The room is small. Cramped. The air stale with dust and the acrid sting of old smoke. One barred window lets in a sliver of moonlight, enough to make the shadows stretch long and crooked across the floor. The mattress in the corner bears a thin, stained sheet. No furniture. No weapons. No hope.

I stand there, frozen, for one long breath.

Then another. Then I let myself tremble.

Just for a moment. Just enough to feel it. The fear. The rage. The heartbreak clawing at my ribs like it wants to tear me apart from the inside.

I sink to the floor, pressing my forehead against the cold, crumbling wall. The chill bites into my skin, but I welcome it. It reminds me that I’m still here. That I haven’t vanished into the panic.

I can’t break now. Andrei will come. I know he will. He’s too stubborn. Too proud. Too reckless not to.

He’ll burn this place to the ground if he has to. He’ll come in guns blazing, throat tight with fury, teeth bared.

I squeeze my eyes shut, pressing harder into the wall.

If I stay here, helpless, waiting—he’ll walk into Matías’s trap and never walk back out. That’s the part that cuts deepest. Not what they’ll do to me. Not the cage or the fear or the filth of this place.

Him.

The thought of him falling because of me.

I remember the way he looked at me, right before I left the mansion. Cold, unreadable, but watching. Always watching. The way his hand brushed my lower back without thinking. The steel in his voice when he gave quiet orders meant to keep me safe, even when I wanted to hate him for it.

I remember how he lowered the gun in his office—when I asked him to. When I told him to.

He listened. He always listened. even when he pretended not to.

That man—icy, brutal, terrifying—is also the one who carried me in his arms like something precious, laid me down like I mattered. Kissed me like he needed me.
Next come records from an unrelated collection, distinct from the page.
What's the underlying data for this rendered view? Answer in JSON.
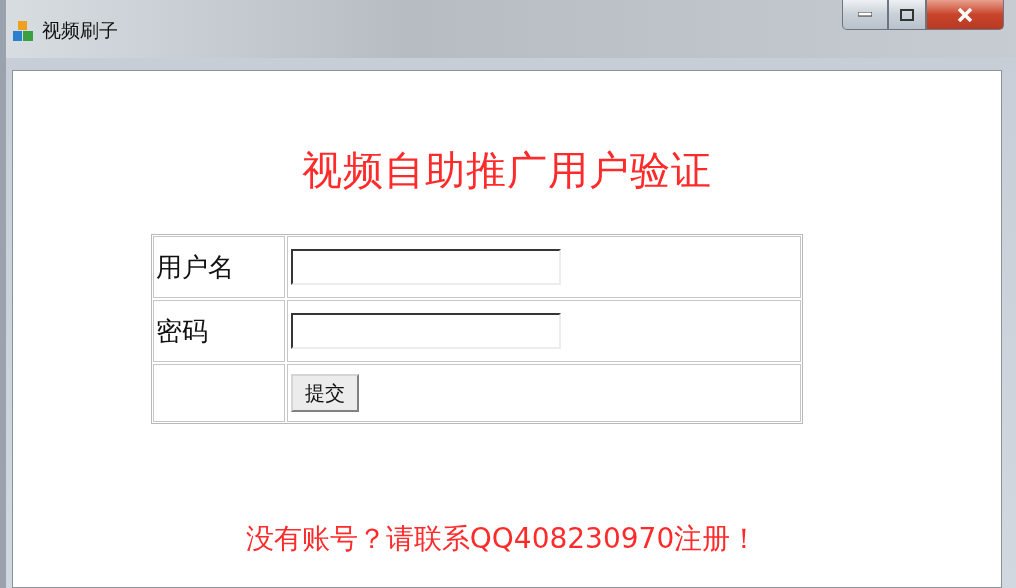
{
  "window": {
    "title": "视频刷子"
  },
  "heading": "视频自助推广用户验证",
  "form": {
    "rows": [
      {
        "label": "用户名"
      },
      {
        "label": "密码"
      }
    ],
    "submit": "提交"
  },
  "note": "没有账号？请联系QQ408230970注册！"
}
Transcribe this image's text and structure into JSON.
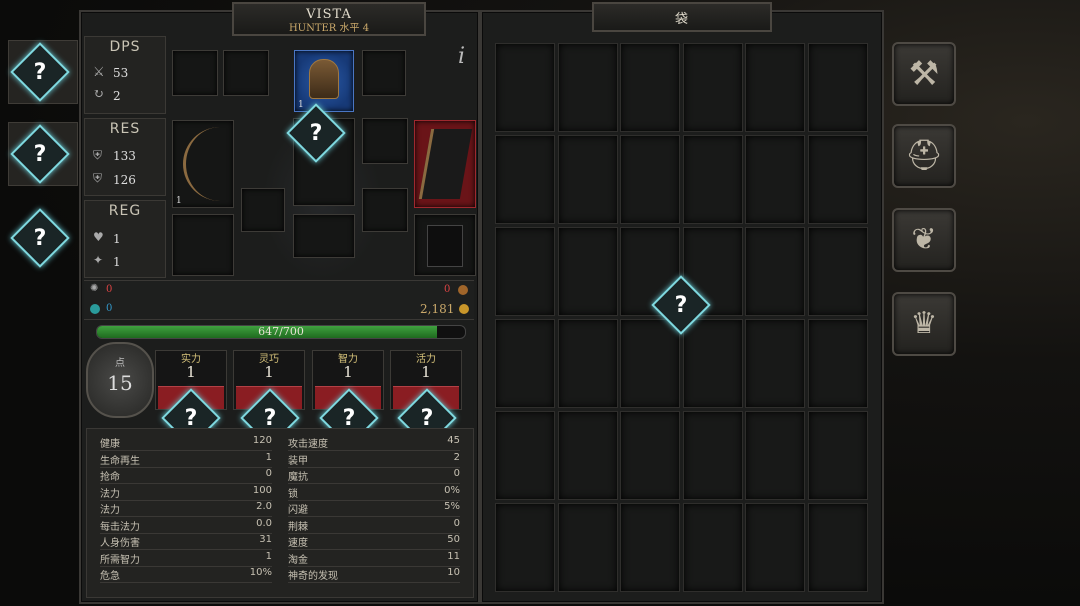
{
  "character": {
    "name": "VISTA",
    "class_level": "HUNTER 水平 4"
  },
  "bag": {
    "title": "袋"
  },
  "summary": {
    "dps_label": "DPS",
    "dps_attack": "53",
    "dps_speed": "2",
    "res_label": "RES",
    "res_armor": "133",
    "res_magic": "126",
    "reg_label": "REG",
    "reg_health": "1",
    "reg_mana": "1"
  },
  "info_icon": "i",
  "equip": {
    "helmet_level": "1",
    "bow_level": "1"
  },
  "status_row": {
    "left1": "0",
    "left2": "0",
    "right1": "0",
    "gold": "2,181"
  },
  "health_bar": {
    "text": "647/700",
    "fraction": 0.924
  },
  "points": {
    "label": "点",
    "value": "15"
  },
  "attributes": [
    {
      "label": "实力",
      "value": "1"
    },
    {
      "label": "灵巧",
      "value": "1"
    },
    {
      "label": "智力",
      "value": "1"
    },
    {
      "label": "活力",
      "value": "1"
    }
  ],
  "stats_left": [
    {
      "k": "健康",
      "v": "120"
    },
    {
      "k": "生命再生",
      "v": "1"
    },
    {
      "k": "抢命",
      "v": "0"
    },
    {
      "k": "法力",
      "v": "100"
    },
    {
      "k": "法力",
      "v": "2.0"
    },
    {
      "k": "每击法力",
      "v": "0.0"
    },
    {
      "k": "人身伤害",
      "v": "31"
    },
    {
      "k": "所需智力",
      "v": "1"
    },
    {
      "k": "危急",
      "v": "10%"
    }
  ],
  "stats_right": [
    {
      "k": "攻击速度",
      "v": "45"
    },
    {
      "k": "装甲",
      "v": "2"
    },
    {
      "k": "魔抗",
      "v": "0"
    },
    {
      "k": "锁",
      "v": "0%"
    },
    {
      "k": "闪避",
      "v": "5%"
    },
    {
      "k": "荆棘",
      "v": "0"
    },
    {
      "k": "速度",
      "v": "50"
    },
    {
      "k": "淘金",
      "v": "11"
    },
    {
      "k": "神奇的发现",
      "v": "10"
    }
  ],
  "hint_mark": "?",
  "side_buttons": [
    "axe-icon",
    "helmet-icon",
    "wings-icon",
    "crown-icon"
  ],
  "colors": {
    "health": "#2f8a2f",
    "attribute_bar": "#8a1d22",
    "hint_glow": "#7fd9e0",
    "gold_text": "#c9a86a"
  }
}
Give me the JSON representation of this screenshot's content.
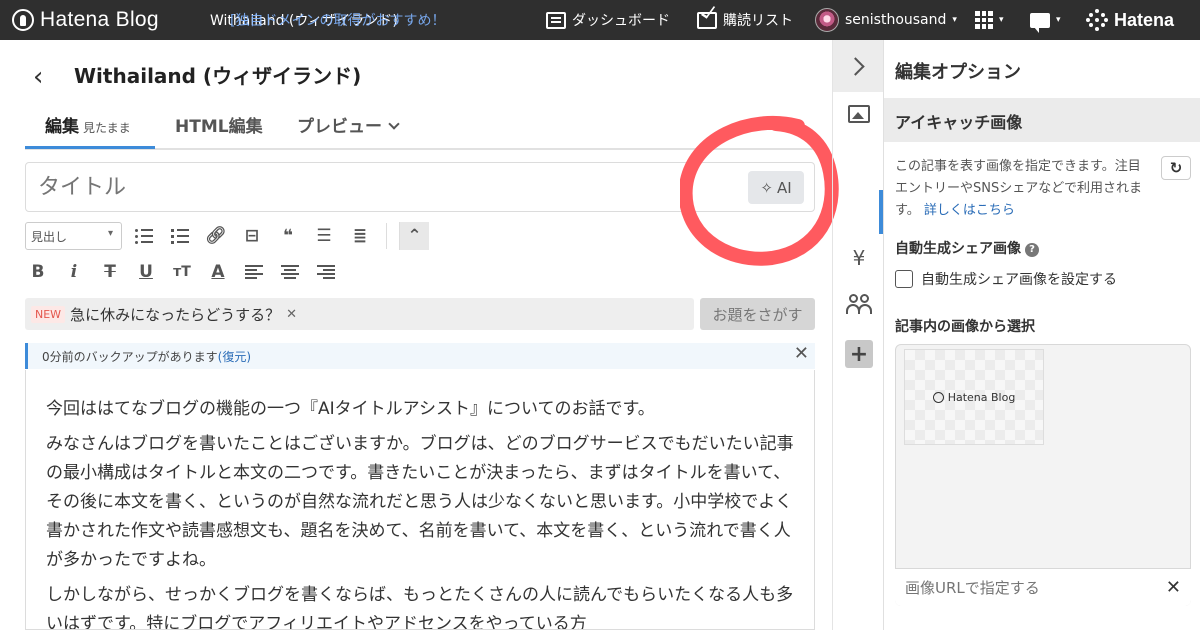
{
  "topbar": {
    "logo_text": "Hatena Blog",
    "blog_name": "Withailand (ウィザイランド)",
    "notice": "[独自ドメインの取得がおすすめ！",
    "dashboard": "ダッシュボード",
    "reading_list": "購読リスト",
    "username": "senisthousand",
    "hatena": "Hatena"
  },
  "editor": {
    "post_title": "Withailand (ウィザイランド)",
    "tabs": [
      {
        "label": "編集",
        "sub": "見たまま"
      },
      {
        "label": "HTML編集"
      },
      {
        "label": "プレビュー"
      }
    ],
    "title_placeholder": "タイトル",
    "ai_label": "AI",
    "heading_select": "見出し",
    "topic_badge": "NEW",
    "topic_text": "急に休みになったらどうする？",
    "topic_button": "お題をさがす",
    "backup_text": "0分前のバックアップがあります",
    "backup_restore": "(復元)",
    "paragraphs": [
      "今回ははてなブログの機能の一つ『AIタイトルアシスト』についてのお話です。",
      "みなさんはブログを書いたことはございますか。ブログは、どのブログサービスでもだいたい記事の最小構成はタイトルと本文の二つです。書きたいことが決まったら、まずはタイトルを書いて、その後に本文を書く、というのが自然な流れだと思う人は少なくないと思います。小中学校でよく書かされた作文や読書感想文も、題名を決めて、名前を書いて、本文を書く、という流れで書く人が多かったですよね。",
      "しかしながら、せっかくブログを書くならば、もっとたくさんの人に読んでもらいたくなる人も多いはずです。特にブログでアフィリエイトやアドセンスをやっている方"
    ]
  },
  "toolbar": {
    "icons": [
      "unordered-list-icon",
      "ordered-list-icon",
      "link-icon",
      "more-icon",
      "quote-icon",
      "table-of-contents-icon",
      "footnote-icon",
      "collapse-icon"
    ],
    "format_labels": {
      "bold": "B",
      "italic": "i",
      "strike": "T",
      "underline": "U",
      "size": "тT",
      "color": "A"
    }
  },
  "side_panel": {
    "title": "編集オプション",
    "section": "アイキャッチ画像",
    "description": "この記事を表す画像を指定できます。注目エントリーやSNSシェアなどで利用されます。",
    "learn_more": "詳しくはこちら",
    "auto_share_head": "自動生成シェア画像",
    "auto_share_check": "自動生成シェア画像を設定する",
    "pick_head": "記事内の画像から選択",
    "thumb_label": "Hatena Blog",
    "url_placeholder": "画像URLで指定する"
  },
  "colors": {
    "topbar": "#2f2f2f",
    "accent": "#3d8bd9",
    "annotation_circle": "#ff5a5f"
  }
}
I won’t let him die for me. I can’t.

I wipe my tears away with the back of my hand, the salt and dirt smearing across my skin. Then I square my shoulders against the dark.

No more crying. No more waiting.

I don’t have a weapon, or a plan, but I have my resolve.

I have the one thing Matías doesn’t understand—what it means to be underestimated. What it means to be small and dismissed and locked away, only to rise from it stronger, sharper.

He thinks I’m just bait, a prize to be paraded.

I am not his pawn.

Chapter Twenty-Four - Andrei

Rain streaks the windshield in thin, steady lines, the kind that doesn’t wash the world clean—just makes it quieter. Heavier.

Our convoy cuts through the back roads like a knife, tires kicking up mist that clings to the darkness. Three SUVs, staggered formation, engines growling low beneath the sound of the rain. The headlights slice through shadowed trees and winding turns, casting fleeting glimpses of wet asphalt and glistening branches.

I sit in the lead vehicle, unmoving, jaw clenched, eyes locked on the screen mounted just above the dash.

A single blinking dot pulses on the map in front of me.

Alina’s last known signal. Her location, still unconfirmed, but close.

The silence inside the vehicle is absolute. My men speak with their weapons now, not words. Their eyes flick toward me and then away again, the pressure of my mood thick in the air like static before lightning. They feel it. They always do. The tension, the coiled rage, the focus that leaves no room for error.

I haven’t spoken since we left the city. There’s nothing left to say.